MTX is a crucial therapeutic agent for the successful treatment of ALL [1]. Since its first clinical trial in 1953 using a mini-dosage, the overall prognosis of childhood ALL has ameliorated [1]. Higher MTX dose increases the cure rate of childhood ALL [17]. However, intensive chemotherapy will increase the incidence of MTX-related toxicity, leading to chemotherapy delay, long-term sequelae, or even death [6]. Even with adequate hydration and aggressive monitoring of MTX concentration when receiving HD-MTX chemotherapy, some patients will experience severe adverse events [6]. It is still a major clinical challenge to identify a predictor of the occurrence of MTX-related toxicity.

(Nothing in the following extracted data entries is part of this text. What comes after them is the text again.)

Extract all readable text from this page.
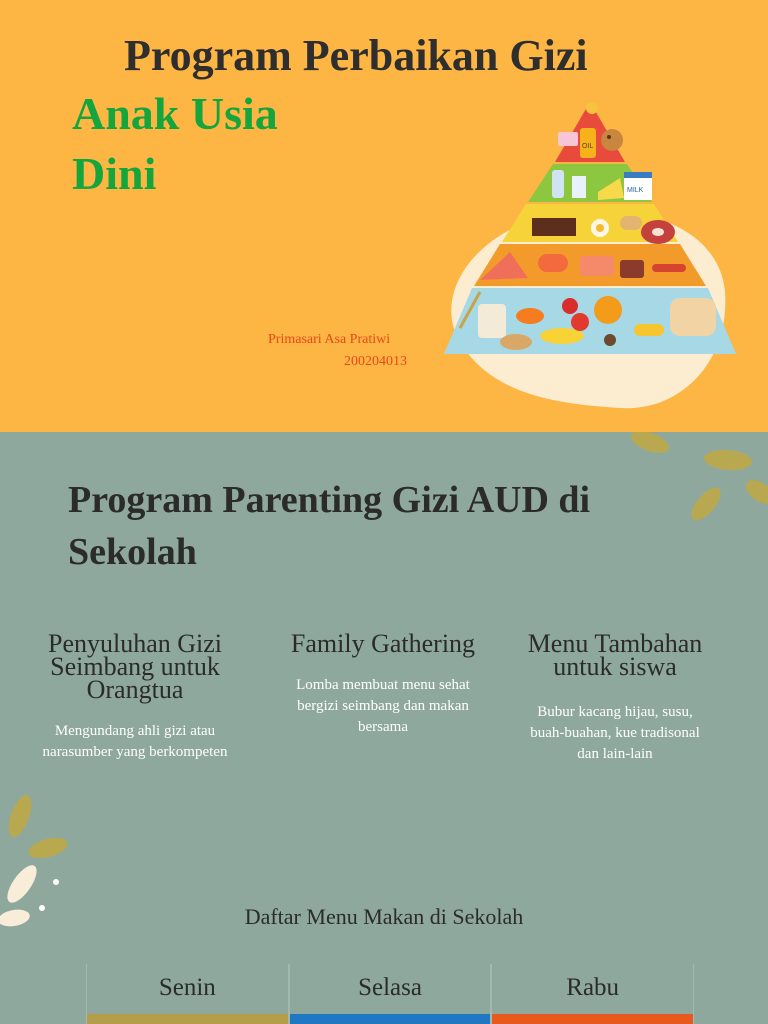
Program Perbaikan Gizi
Anak Usia Dini
OIL
MILK
Primasari Asa Pratiwi
200204013
Program Parenting Gizi AUD di Sekolah
Penyuluhan Gizi Seimbang untuk Orangtua
Mengundang ahli gizi atau narasumber yang berkompeten
Family Gathering
Lomba membuat menu sehat bergizi seimbang dan makan bersama
Menu Tambahan untuk siswa
Bubur kacang hijau, susu, buah-buahan, kue tradisonal dan lain-lain
Daftar Menu Makan di Sekolah
Senin	Selasa	Rabu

MTHFR genetic polymorphism is one of the predictors studied. However, the conclusions drawn have been controversial.

Our prospective study enrolled 145 children diagnosed with ALL and treated following the CCCG-ALL-2015 protocol in China. We wished to investigate whether the MTHFR C677T and MTHFR A1298C polymorphisms were correlated with MTX elimination or MTX-related toxicities in the Chinese group.

In the present study, the rate of homozygous mutation of MTHFR C677T and MTHFR A1298C was 23.4 and 5%, whereas the heterozygous mutation rate was 36.6 and 29.0%, respectively. The Hardy–Weinberg equilibrium test indicated that the gene frequency in the sample population was in accordance with the genetic balance law and that the sample population was representative.

In our research, although the C677T polymorphism was not associated directly with a delay in MTX clearance, patients with the TT genotype had a higher MTX infusion rate. This finding suggested that they could tolerate a higher MTX dose and were less likely to experience dose reduction, which was based on a high C 44h previously. This result was similar to data documented by Cwiklinska and colleagues [12], which suggested that patients with the TT genotype achieved significantly lower steady state MTX concentrations. However, Chae et al. [18] postulated that, in patients with the C677T genotype, the MTX dose was adjusted more frequently than in those with CC or CT genotypes. Faganel and coworkers [19] indicated that the MTX clearance in individuals with the TT genotype decreased to 73.8%. Suthandiram et al. [20], Yanagimachi and colleagues [21], EL-Khodary and coworkers [22], Kantar and collaborators [23], and Esmaili et al. [24] came to similar conclusions. Studies have shown that MTHFR was not associated with MTX clearance [14,25,26,27].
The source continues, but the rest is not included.